While economic growth is expected to improve, Yeah expects Malaysians’ wage growth to remain unequal across sectors, depending on firm productivity, profitability, cost inflation, pricing power and individual industry cycles.

“In a rising tide, more Malaysians, however, will be lifted – especially if the country’s investment rate picks up, and employment and wage growth quickens, ” he said.

On the Phase 1 trade deal between the United States and China, Yeah pointed out that the rollback of tariffs was less than expected.

However, the averted tariff escalation will sustain growth not only in the world’s two largest economies but also help to boost global trade and the interlinked countries, including Malaysia.

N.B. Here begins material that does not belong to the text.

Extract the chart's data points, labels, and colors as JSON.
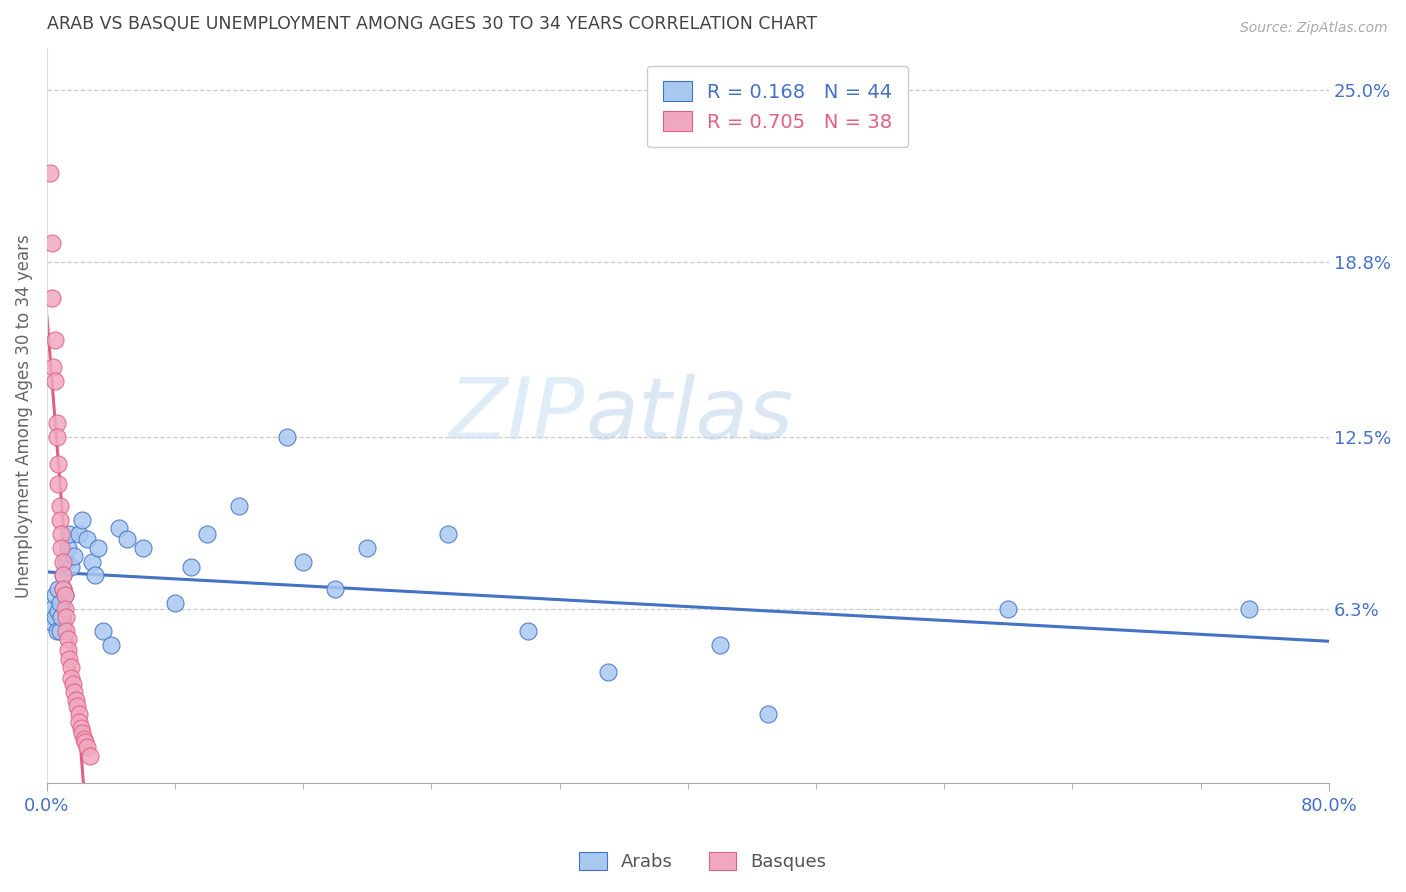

“The improved market sentiments and external outlook for Malaysia is expected to raise investor and consumer confidence, ” he said.

In its earlier outlook report, MIDF Research predicted Bank Negara would undertake another overnight policy rate (OPR) cut in the first quarter of 2020 in order to weather the pressure from both domestic and external fronts.

For context, the central bank had on May 7,2019 slashed the OPR to 3%, marking the first reduction since July 2016, to support local economic growth.

“We foresee the Malaysian economy to continue expanding in 2020, but at a slower pace of 4.5% compared to the 4.6% estimated for 2019 as there are more challenges ahead.

“Domestically, the sizable debt level which somehow bars the government from spending generously, expectations on rising inflationary pressure and slightly easing employment on top of currency risk could stifle private consumption.

“We foresee private consumption and the services sector to grow at a slightly softer pace of 6.5% year-on-year and 5.8% respectively, ” it said.